The trial court gave 36 separate instructions to the jury, which
covered some 52 pages of the transcript in this case. The
instruction in question covers two pages, and the Court reverses
the conviction on the basis of one sentence in that one
instruction. The trial judge repeatedly emphasized to the jury that
the Government was obligated to prove guilt beyond a reasonable
doubt. Typical is the following statement, which is repeated
throughout the instructions in at least half a dozen places:
"The entire burden of proof is upon the Government from the
beginning to the end of the trial, and this burden of proof never
shifts from the Government to the defendants, and the defendants
are not bound to prove their innocence, offer any excuse, or
explain anything. . . ."
The record before us does not indicate that either counsel so
much as mentioned the accomplice instruction in his argument to the
jury. Nonetheless, the Court concludes that, because the
instruction contained a "negative pregnant" that could be taken to
mean that the jurors should reject Voyles' testimony if they had a
reasonable
Page 409 U. S. 107
doubt as to its veracity, the conviction is to be reversed.
I had thought the day long past when even appellate courts of
the first instance, such as the Court of Appeals in this case,
parsed instructions and engaged in nice semantic distinctions in
the absence of any showing that would satisfy an ordinary lawyer or
layman that substantial rights of one of the parties had been
prejudiced by the supposed error. If the nuance of the instruction
upon which reversal is now based did not suggest itself to
petitioner's trial counsel, it seems doubtful that it suggested
itself to the jury, either:
"A party must make every reasonable effort to secure from the
trial court correct rulings or such at least as are satisfactory to
him before he will be permitted to ask any review by the appellate
tribunal; and,, to that end, he must be distinct and specific in
his objections and exceptions. . . ."
" . . . [J]ustice itself, and fairness to the court which makes
the rulings complained of, require that the attention of that court
shall be specifically called to the precise point to which
exception is taken, that it may have an opportunity to reconsider
the matter and remove the ground of exception."
Allis v. United States, 155 U.
S. 117,
155 U. S. 122
(1894), quoting
Harvey v.
Tyler, 2 Wall. 328,
69 U. S. 339
(1865).
Nor, as pointed out above, did this particular instruction of
the trial court stand alone; it was incorporated into a series of
instructions that had as their predominant theme that the burden of
proof was upon the Government at every stage to prove guilt beyond
a reasonable doubt. The trial court's instructions are to be taken
as a whole, and even if an isolated passage might be error if
standing by itself, that alone is not a sufficient ground
Page 409 U. S. 108
for reversal.
Boyd v. United States, 271 U.
S. 104,
271 U. S. 107
(1926).
The Court's reversal on the ground that one of the instructions
contained a "negative pregnant" smacks more of the scholastic
jurisprudence whose shortcomings led to the enactment of 28 U.S.C.
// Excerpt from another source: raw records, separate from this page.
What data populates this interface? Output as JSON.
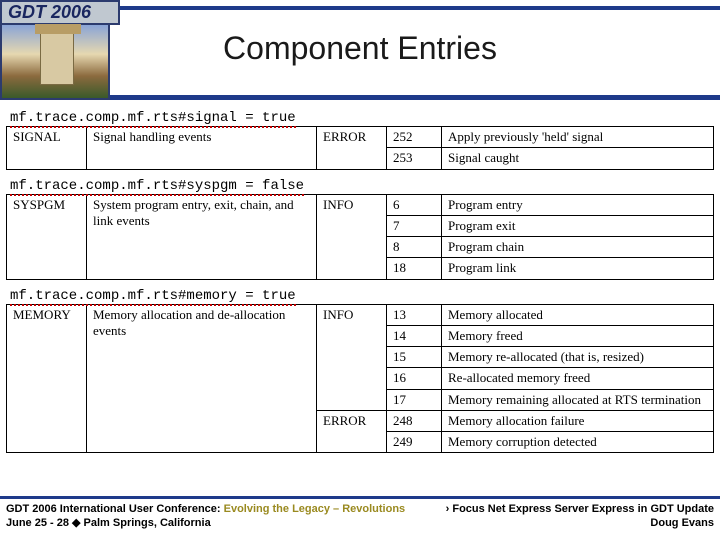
{
  "badge": {
    "text": "GDT 2006"
  },
  "title": "Component Entries",
  "sections": [
    {
      "config": "mf.trace.comp.mf.rts#signal = true",
      "rows": [
        {
          "name": "SIGNAL",
          "desc": "Signal handling events",
          "level": "ERROR",
          "code": "252",
          "note": "Apply previously 'held' signal"
        },
        {
          "name": "",
          "desc": "",
          "level": "",
          "code": "253",
          "note": "Signal caught"
        }
      ]
    },
    {
      "config": "mf.trace.comp.mf.rts#syspgm = false",
      "rows": [
        {
          "name": "SYSPGM",
          "desc": "System program entry, exit, chain, and link events",
          "level": "INFO",
          "code": "6",
          "note": "Program entry"
        },
        {
          "name": "",
          "desc": "",
          "level": "",
          "code": "7",
          "note": "Program exit"
        },
        {
          "name": "",
          "desc": "",
          "level": "",
          "code": "8",
          "note": "Program chain"
        },
        {
          "name": "",
          "desc": "",
          "level": "",
          "code": "18",
          "note": "Program link"
        }
      ]
    },
    {
      "config": "mf.trace.comp.mf.rts#memory = true",
      "rows": [
        {
          "name": "MEMORY",
          "desc": "Memory allocation and de-allocation events",
          "level": "INFO",
          "code": "13",
          "note": "Memory allocated"
        },
        {
          "name": "",
          "desc": "",
          "level": "",
          "code": "14",
          "note": "Memory freed"
        },
        {
          "name": "",
          "desc": "",
          "level": "",
          "code": "15",
          "note": "Memory re-allocated (that is, resized)"
        },
        {
          "name": "",
          "desc": "",
          "level": "",
          "code": "16",
          "note": "Re-allocated memory freed"
        },
        {
          "name": "",
          "desc": "",
          "level": "",
          "code": "17",
          "note": "Memory remaining allocated at RTS termination"
        },
        {
          "name": "",
          "desc": "",
          "level": "ERROR",
          "code": "248",
          "note": "Memory allocation failure"
        },
        {
          "name": "",
          "desc": "",
          "level": "",
          "code": "249",
          "note": "Memory corruption detected"
        }
      ]
    }
  ],
  "footer": {
    "conf_line1a": "GDT 2006 International User Conference: ",
    "conf_line1b": "Evolving the Legacy – Revolutions",
    "conf_line2": "June 25 - 28  ◆  Palm Springs, California",
    "right1": "› Focus Net Express Server Express in GDT Update",
    "right2": "Doug Evans"
  }
}
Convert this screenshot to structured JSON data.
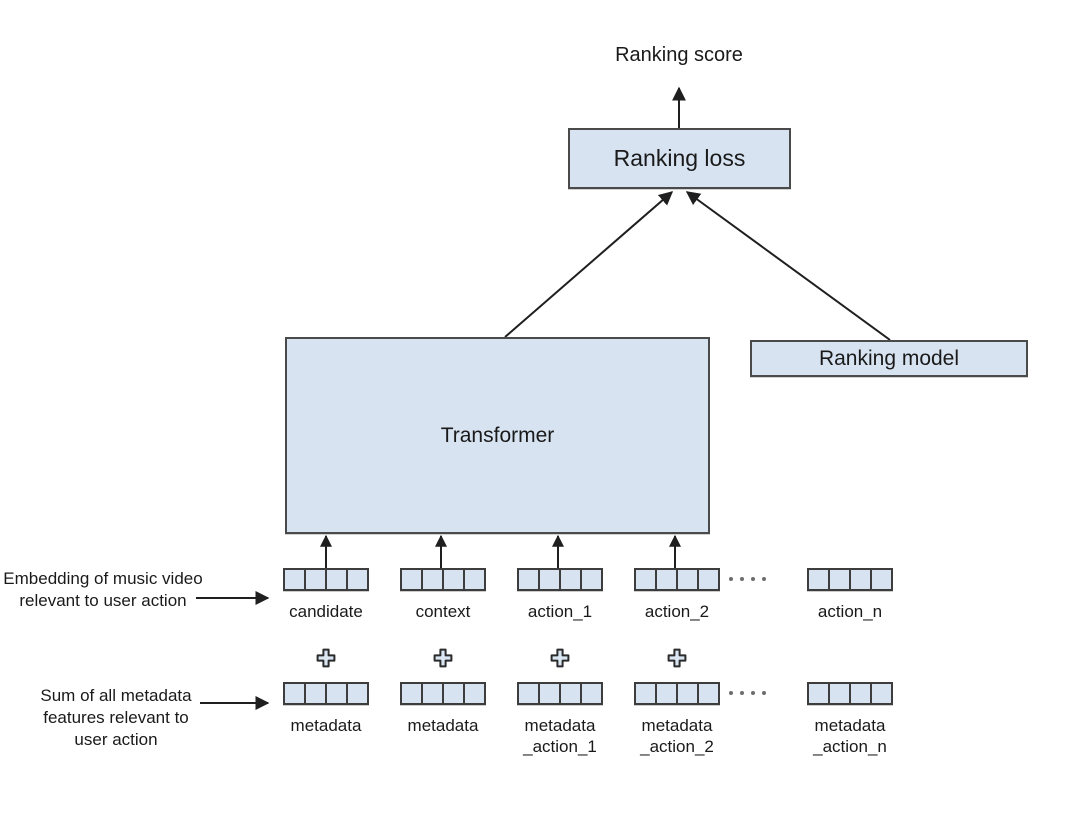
{
  "diagram": {
    "title": "Ranking model architecture with transformer over user action sequence",
    "background": "#ffffff",
    "box_fill": "#d7e3f1",
    "box_stroke": "#4a4a4a",
    "arrow_color": "#1f1f1f"
  },
  "nodes": {
    "ranking_score": "Ranking score",
    "ranking_loss": "Ranking loss",
    "transformer": "Transformer",
    "ranking_model": "Ranking model"
  },
  "annotations": {
    "embedding_note": "Embedding of music video relevant to user action",
    "metadata_note": "Sum of all metadata features relevant to user action"
  },
  "embedding_row": {
    "cells_per_vector": 4,
    "tokens": [
      {
        "label": "candidate",
        "has_plus": true,
        "has_arrow_to_transformer": true
      },
      {
        "label": "context",
        "has_plus": true,
        "has_arrow_to_transformer": true
      },
      {
        "label": "action_1",
        "has_plus": true,
        "has_arrow_to_transformer": true
      },
      {
        "label": "action_2",
        "has_plus": true,
        "has_arrow_to_transformer": true
      },
      {
        "label": "action_n",
        "has_plus": false,
        "has_arrow_to_transformer": false
      }
    ]
  },
  "metadata_row": {
    "cells_per_vector": 4,
    "tokens": [
      {
        "label": "metadata"
      },
      {
        "label": "metadata"
      },
      {
        "label": "metadata\n_action_1"
      },
      {
        "label": "metadata\n_action_2"
      },
      {
        "label": "metadata\n_action_n"
      }
    ]
  },
  "ellipsis": {
    "dot_count": 4,
    "label": "ellipsis-between-action2-and-actionn"
  },
  "plus_symbol": "+"
}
§ 2111 than it does of the common sense approach to appellate
review that that section mandates.
[
Footnote 2/1]
"Any error, defect, irregularity or variance which does not
affect substantial rights shall be disregarded." Fed.Rule
Crim.Proc. 52(a)
[
Footnote 2/2]
"On the hearing of any appeal or writ of certiorari in any case,
the court shall give judgment after an examination of the record
without regard to errors or defects which do not affect the
substantial rights of the parties."
28 U.S.C. § 2111.
[
Footnote 2/3]
The petitioner and her husband were tried and convicted together
on the counterfeiting charges. Both appealed their convictions to
the Seventh Circuit, which affirmed both. Petitioner's husband has
not sought certiorari to have his conviction reviewed.